Nun muss sich natürlich auch die vornehme ETH dem Gesetz der knappen Mittel beugen. Auch sie kann und soll effizienter werden. Und doch steht dieser Sparentscheid so quer in der Landschaft, dass es sich lohnt, genauer hinzuschauen. Der Bildungsabbau hat strukturelle Gründe. Er ist das Ergebnis eines gefährlichen Trends. Bundesrat und Parlament haben sich eingewickelt in ein finanzpolitisches Regelwerk, das eine weitsichtige Haushaltsführung schlechthin verunmöglicht. Das erste Problem ist die Fondswirtschaft. Mit der Schaffung grosser Verkehrsinfrastrukturtöpfe in den letzten Jahren wurden umfangreiche Bundesmittel dem Zugriff der Politik entzogen. Sie werden verbaut, komme, was wolle, und stehen nicht mehr zur Verfügung, um Sparmassnahmen abzufedern. Die Folge: Der bewegliche Teil des Budgets wird immer schmaler. Gespart wird nur noch bei der Bildung, der internationalen Zusammenarbeit, der Landwirtschaft, der Kultur oder der Armee – je nachdem, ­wessen Lobby gerade schwächelt.
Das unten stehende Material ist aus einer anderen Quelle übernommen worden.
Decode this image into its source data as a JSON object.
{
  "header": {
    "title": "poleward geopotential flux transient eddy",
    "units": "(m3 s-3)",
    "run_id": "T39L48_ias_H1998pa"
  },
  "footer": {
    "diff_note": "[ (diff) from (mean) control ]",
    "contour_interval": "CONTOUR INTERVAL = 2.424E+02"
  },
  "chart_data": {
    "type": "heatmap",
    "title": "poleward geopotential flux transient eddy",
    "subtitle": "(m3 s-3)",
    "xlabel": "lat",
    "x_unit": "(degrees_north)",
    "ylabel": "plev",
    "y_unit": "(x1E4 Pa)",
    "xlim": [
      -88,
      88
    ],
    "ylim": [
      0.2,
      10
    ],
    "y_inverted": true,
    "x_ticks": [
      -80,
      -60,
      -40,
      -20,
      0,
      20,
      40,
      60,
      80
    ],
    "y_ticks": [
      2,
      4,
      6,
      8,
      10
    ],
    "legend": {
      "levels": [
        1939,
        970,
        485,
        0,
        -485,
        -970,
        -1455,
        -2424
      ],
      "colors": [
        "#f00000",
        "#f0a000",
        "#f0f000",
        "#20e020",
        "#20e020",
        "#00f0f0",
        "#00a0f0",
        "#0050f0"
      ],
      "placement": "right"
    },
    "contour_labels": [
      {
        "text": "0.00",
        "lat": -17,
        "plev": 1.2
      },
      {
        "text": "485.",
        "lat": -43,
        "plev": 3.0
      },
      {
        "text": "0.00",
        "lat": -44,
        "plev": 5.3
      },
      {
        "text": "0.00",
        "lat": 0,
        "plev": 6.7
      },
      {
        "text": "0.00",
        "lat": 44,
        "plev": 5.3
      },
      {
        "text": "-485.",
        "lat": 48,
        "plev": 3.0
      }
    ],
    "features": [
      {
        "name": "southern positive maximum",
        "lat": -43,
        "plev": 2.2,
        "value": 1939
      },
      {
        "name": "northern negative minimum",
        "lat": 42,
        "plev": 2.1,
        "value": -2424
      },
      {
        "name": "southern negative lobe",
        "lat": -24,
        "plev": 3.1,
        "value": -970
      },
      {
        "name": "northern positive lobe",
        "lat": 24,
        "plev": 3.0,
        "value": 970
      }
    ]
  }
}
Das zweite Problem ist die Schuldenbremse. Sie ist zwar sehr effektiv. Die Schweiz ist praktisch schuldenfrei. Doch hat sie die Politik auch ihrer Möglichkeiten beraubt, Akzente und Impulse zu setzen. Nachdem der Bund seit 2007 Überschüsse von 25 Milliarden angehäuft hat, wäre es der richtige Zeitpunkt, über eine moderate Lockerung der Schuldenbremse nachzudenken. Beispielsweise um Investitionen in die Bildung zu finanzieren. Die unzähligen freisinnigen Digitalisierungs- und Innovationsturbos könnten hier beweisen, wie ernst es ihnen wirklich ist mit ihren Sonntagsreden.